WaitForBlockingJobEx extends WaitForBlockingJob
  @Override
  protected void runBlocking(IProgressMonitor monitor) {
    if (true) { // m_blockWorkbench) {
      new BlockWorkbenchJob(TEXTS.get("BusyJob"), getBusyHandler()).schedule();
    } else {
      // schedule a blocking job
      new BlockPartsJob(getName(), getBusyHandler(), m_parts).schedule();
    }
  }


This seems to work, but I have a few questions:

  • it seems that BlockPartsJob() stops displaying the application wide wait cursor (though I don't see how it does that in the code) and displays the "per part wait cursor"
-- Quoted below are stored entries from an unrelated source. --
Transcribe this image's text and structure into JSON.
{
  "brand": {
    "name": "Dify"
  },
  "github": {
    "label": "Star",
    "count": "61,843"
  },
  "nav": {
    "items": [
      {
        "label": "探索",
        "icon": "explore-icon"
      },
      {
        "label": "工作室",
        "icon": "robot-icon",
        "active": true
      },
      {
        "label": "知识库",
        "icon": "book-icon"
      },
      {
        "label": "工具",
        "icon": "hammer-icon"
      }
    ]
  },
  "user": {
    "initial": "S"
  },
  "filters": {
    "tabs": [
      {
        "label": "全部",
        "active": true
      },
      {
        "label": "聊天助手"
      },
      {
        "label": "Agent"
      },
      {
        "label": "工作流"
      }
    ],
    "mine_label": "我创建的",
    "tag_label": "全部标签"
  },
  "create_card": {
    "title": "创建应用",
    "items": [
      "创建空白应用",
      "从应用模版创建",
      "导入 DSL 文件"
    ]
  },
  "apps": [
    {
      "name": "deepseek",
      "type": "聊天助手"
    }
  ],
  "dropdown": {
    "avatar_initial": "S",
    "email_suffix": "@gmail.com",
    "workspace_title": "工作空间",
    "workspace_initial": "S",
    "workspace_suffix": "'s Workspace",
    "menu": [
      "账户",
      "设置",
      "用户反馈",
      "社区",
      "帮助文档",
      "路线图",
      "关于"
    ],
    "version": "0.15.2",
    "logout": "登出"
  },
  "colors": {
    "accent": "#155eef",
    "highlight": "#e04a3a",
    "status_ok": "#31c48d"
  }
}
  • it seems that BlockWorkbenchJob() blocks input but keeps the application wide wait cursor -> so far this looks to be the solution. Is there any reason why I shouldn't just generally use this method? I'm asking because there is the switching logic in the original WaitForBlockingJob class, after all... so my question is, if there are any other differences (apart from the different visual indication) between those two jobs?